Dans ses conclusions notifiées le 20 août 2018, Uzuc demande à la cour de déclarer irrecevables les moyens soulevés par Prakash
Steelage Ltd et, à défaut, de les déclarer mal fondés, de rejeter le recours en annulation, de rejeter les demandes de Prakash Steelage
Ltd et de condamner cette dernière à lui payer la somme de 80 000 euros au titre de l'article 700 du code de procédure civile, outre les
dépens.
SUR CE,
Sur le premier moyen tiré de l'incompétence du tribunal arbitral (article 1520, 1° du code de procédure civile) :
Prakash Steelage Ltd soutient, d'une part, que les parties n'ont pas entendu soumettre à l'arbitrage leurs différends, la seule mention “Cour d'arbitrage de Paris» figurant dans un échange de courriels avec Uzuc révélant seulement que la clause compromissoire
litigieuse était encore au stade de la négociation et de la rédaction sans que les parties y aient consenti. La volonté de consentir à
l'arbitrage ne se présumant pas, Prakash Steelage affirme que le tribunal arbitral, qui a lui-même retenu que la convention entre Uzuc
et Prakash Steelage comprenait à l'origine une clause compromissoire qui a été barrée, aurait dû juger que cette clause compromissoire avait été refusée par elle. Elle ajoute, d'autre part, que la clause compromissoire « Cour d'arbitrage de Paris » ne comprend aucune indication quant à sa portée et à son étendue et qu'elle serait, comme telle, « impraticable ». Elle ajoute que ce moyen est recevable devant le juge de l'annulation pour avoir été soulevé dès le début de l'instance arbitrale dans sa réponse à la demande d'arbitrage du 4 juin 2015.
Uzuc soutient qu'en vertu des dispositions de l'article 1466 du code de procédure civile, applicables en matière d'arbitrage international selon l'article 1506, 3° du même code, Prakash Steelage est irrecevable à soulever ce moyen qui ne l'a pas été devant les arbitres. Uzuc affirme que le tribunal arbitral était en tout état de cause compétent.
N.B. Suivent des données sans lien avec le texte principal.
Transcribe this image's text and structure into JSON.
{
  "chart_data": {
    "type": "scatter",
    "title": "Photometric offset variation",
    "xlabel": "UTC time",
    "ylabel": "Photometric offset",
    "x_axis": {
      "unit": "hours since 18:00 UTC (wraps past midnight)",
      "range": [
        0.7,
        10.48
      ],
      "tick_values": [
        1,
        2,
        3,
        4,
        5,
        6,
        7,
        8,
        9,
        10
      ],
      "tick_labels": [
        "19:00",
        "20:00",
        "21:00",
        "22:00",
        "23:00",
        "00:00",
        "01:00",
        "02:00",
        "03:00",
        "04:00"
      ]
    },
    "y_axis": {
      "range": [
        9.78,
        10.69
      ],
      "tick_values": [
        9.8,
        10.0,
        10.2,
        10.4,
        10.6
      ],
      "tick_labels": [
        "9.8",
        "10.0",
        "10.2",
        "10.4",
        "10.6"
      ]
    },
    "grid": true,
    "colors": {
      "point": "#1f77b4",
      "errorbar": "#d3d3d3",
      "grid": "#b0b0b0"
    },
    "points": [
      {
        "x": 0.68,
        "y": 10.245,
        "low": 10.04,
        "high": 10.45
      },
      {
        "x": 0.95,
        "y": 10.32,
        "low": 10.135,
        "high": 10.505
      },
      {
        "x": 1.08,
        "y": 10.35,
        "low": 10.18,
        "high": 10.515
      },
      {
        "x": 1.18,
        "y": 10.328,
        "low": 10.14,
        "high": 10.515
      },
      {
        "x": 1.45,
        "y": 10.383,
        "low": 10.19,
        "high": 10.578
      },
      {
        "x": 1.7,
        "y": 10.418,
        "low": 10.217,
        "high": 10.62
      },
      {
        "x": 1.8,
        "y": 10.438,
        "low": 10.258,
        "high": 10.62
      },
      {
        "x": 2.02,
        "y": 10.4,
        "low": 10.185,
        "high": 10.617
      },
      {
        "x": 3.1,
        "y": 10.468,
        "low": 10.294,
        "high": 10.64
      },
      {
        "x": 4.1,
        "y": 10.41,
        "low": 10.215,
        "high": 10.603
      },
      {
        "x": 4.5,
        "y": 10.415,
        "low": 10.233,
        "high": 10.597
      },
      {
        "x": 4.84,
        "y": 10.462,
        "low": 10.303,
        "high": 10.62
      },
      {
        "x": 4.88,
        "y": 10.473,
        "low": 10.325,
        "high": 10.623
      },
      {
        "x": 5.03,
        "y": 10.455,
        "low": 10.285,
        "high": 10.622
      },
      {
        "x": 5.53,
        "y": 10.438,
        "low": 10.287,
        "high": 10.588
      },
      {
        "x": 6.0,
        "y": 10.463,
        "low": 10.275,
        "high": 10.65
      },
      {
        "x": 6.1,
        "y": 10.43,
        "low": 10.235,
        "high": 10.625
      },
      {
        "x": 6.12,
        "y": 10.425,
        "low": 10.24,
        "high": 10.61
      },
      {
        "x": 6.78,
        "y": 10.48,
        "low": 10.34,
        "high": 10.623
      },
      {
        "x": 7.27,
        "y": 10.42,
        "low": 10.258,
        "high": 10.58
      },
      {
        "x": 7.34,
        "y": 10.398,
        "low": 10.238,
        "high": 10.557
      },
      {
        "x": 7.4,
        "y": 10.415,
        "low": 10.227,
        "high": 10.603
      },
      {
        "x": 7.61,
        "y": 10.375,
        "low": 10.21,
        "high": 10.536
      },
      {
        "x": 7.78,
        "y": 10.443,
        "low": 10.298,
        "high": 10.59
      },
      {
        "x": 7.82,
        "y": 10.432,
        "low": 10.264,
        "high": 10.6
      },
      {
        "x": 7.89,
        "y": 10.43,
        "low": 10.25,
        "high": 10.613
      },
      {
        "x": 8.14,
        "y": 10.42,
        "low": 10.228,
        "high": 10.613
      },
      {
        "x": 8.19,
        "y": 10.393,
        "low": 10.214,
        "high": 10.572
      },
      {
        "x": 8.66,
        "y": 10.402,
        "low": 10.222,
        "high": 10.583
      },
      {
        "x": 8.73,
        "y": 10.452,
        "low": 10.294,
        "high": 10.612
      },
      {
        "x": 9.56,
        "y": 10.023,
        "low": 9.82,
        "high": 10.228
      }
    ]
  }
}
Mais selon l'article 1466 du code de procédure civile, rendu applicable en matière d'arbitrage international par l'article 1506, 3° du
même code, la partie qui, en connaissance de cause et sans motif légitime, s'abstient d'invoquer en temps utile une irrégularité devant
le tribunal arbitral est réputée avoir renoncé à s'en prévaloir.
Une partie ayant participé activement à l'arbitrage, doit être réputée avoir renoncé à se prévaloir ultérieurement des irrégularités
qu'elle s'est, en connaissance de cause, abstenue d'invoquer devant l'arbitre.
Si Prakash Steelage a indiqué dans sa réponse à la demande d'arbitrage du 4 juin 2015 que, « Dès le début, à titre liminaire, la
Défenderesse conteste le caractère arbitral et la validité de la Demande d'Arbitrage de la Demanderesse et la/les revendication/s et la
compétence du Tribunal Arbitral d'examiner l'affaire telle qu'énoncée ci-dessous», elle n'a développé dans ce document aucune
argumentation relative à l'incompétence du tribunal arbitral. Ce grief tiré de l'incompétence du tribunal arbitral n'a, tout au long de
l'instance, jamais été repris ni développé par Prakash Steelage. Le tribunal arbitral a d'ailleurs relevé que «dans l'ensemble de ses
écritures ultérieures, la Défenderesse n'a soulevé aucune objection concernant l'existence ou la validité de la clause d'arbitrage »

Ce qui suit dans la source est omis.